Chile’s Ipsa index has gained 30 percent this year after the central bank cut its benchmark lending rate 7.5 percentage points to a record low 0.75 percent and the government started spending savings from copper exports to bolster the economy. The gauge tumbled 22 percent in 2008.
‘Stabilization and Recovery’
“Enjoy’s entry into the local market reflects to a large degree the stabilization and recovery of equity markets,” Jorge Selaive and Trinidad Bone, analysts with BCI Corredor de Bolsa SA, wrote in a June 25 note. “This could create incentives for other companies to list on the exchange as a source of new financing.”
Azul Azul, owner of soccer club Universidad de Chile, was the Santiago stock exchange’s only IPO last year, and the sale was part of a condition of the company’s concession to run the club. There were two initial listings in 2007.
Enjoy lost 2.4 billion pesos ($4.4 million) in the first quarter of this year, compared with a 2.7 billion-peso profit a year earlier, according to a report from Larrain Vial Corredora de Bolsa SA, the Santiago-based broker managing the sale.

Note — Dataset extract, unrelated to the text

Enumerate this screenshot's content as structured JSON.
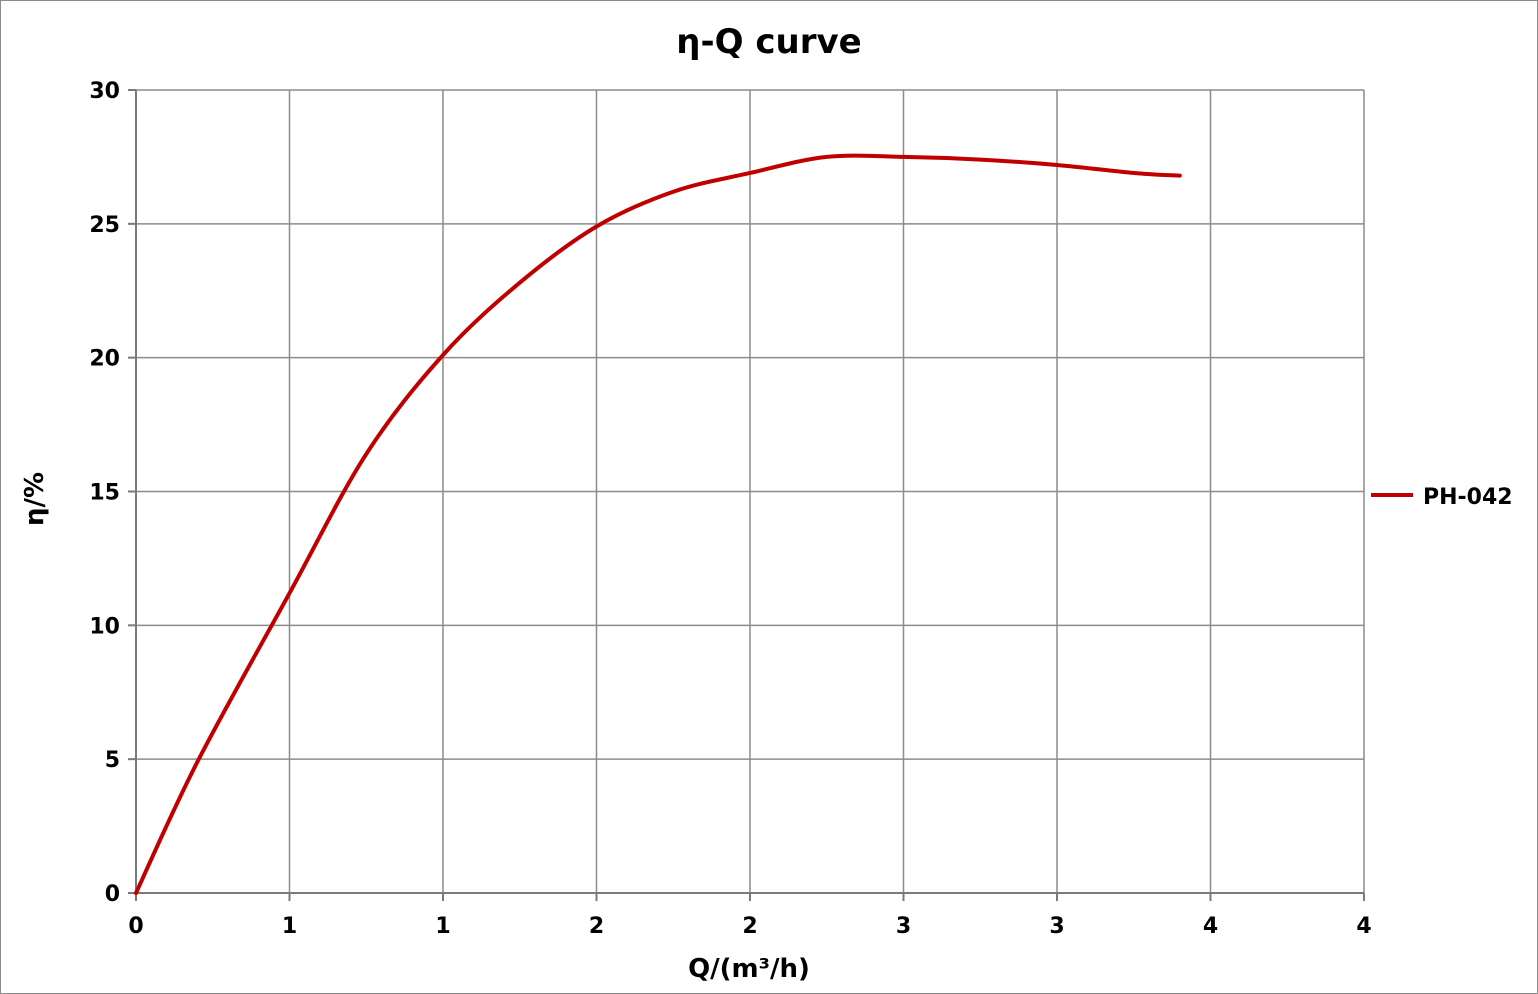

Profits declined because of the opening of casinos and the increased costs of servicing the company’s debt, Barros said. He recommended buying shares at a price of up to 48 pesos.
Enjoy forecasts 2009 earnings before interest, taxes, depreciation and amortization of 27.3 billion pesos, according to the Larrain Vial report.
Enjoy will use proceeds from the new shares to pay existing debt and finance new projects, the report said.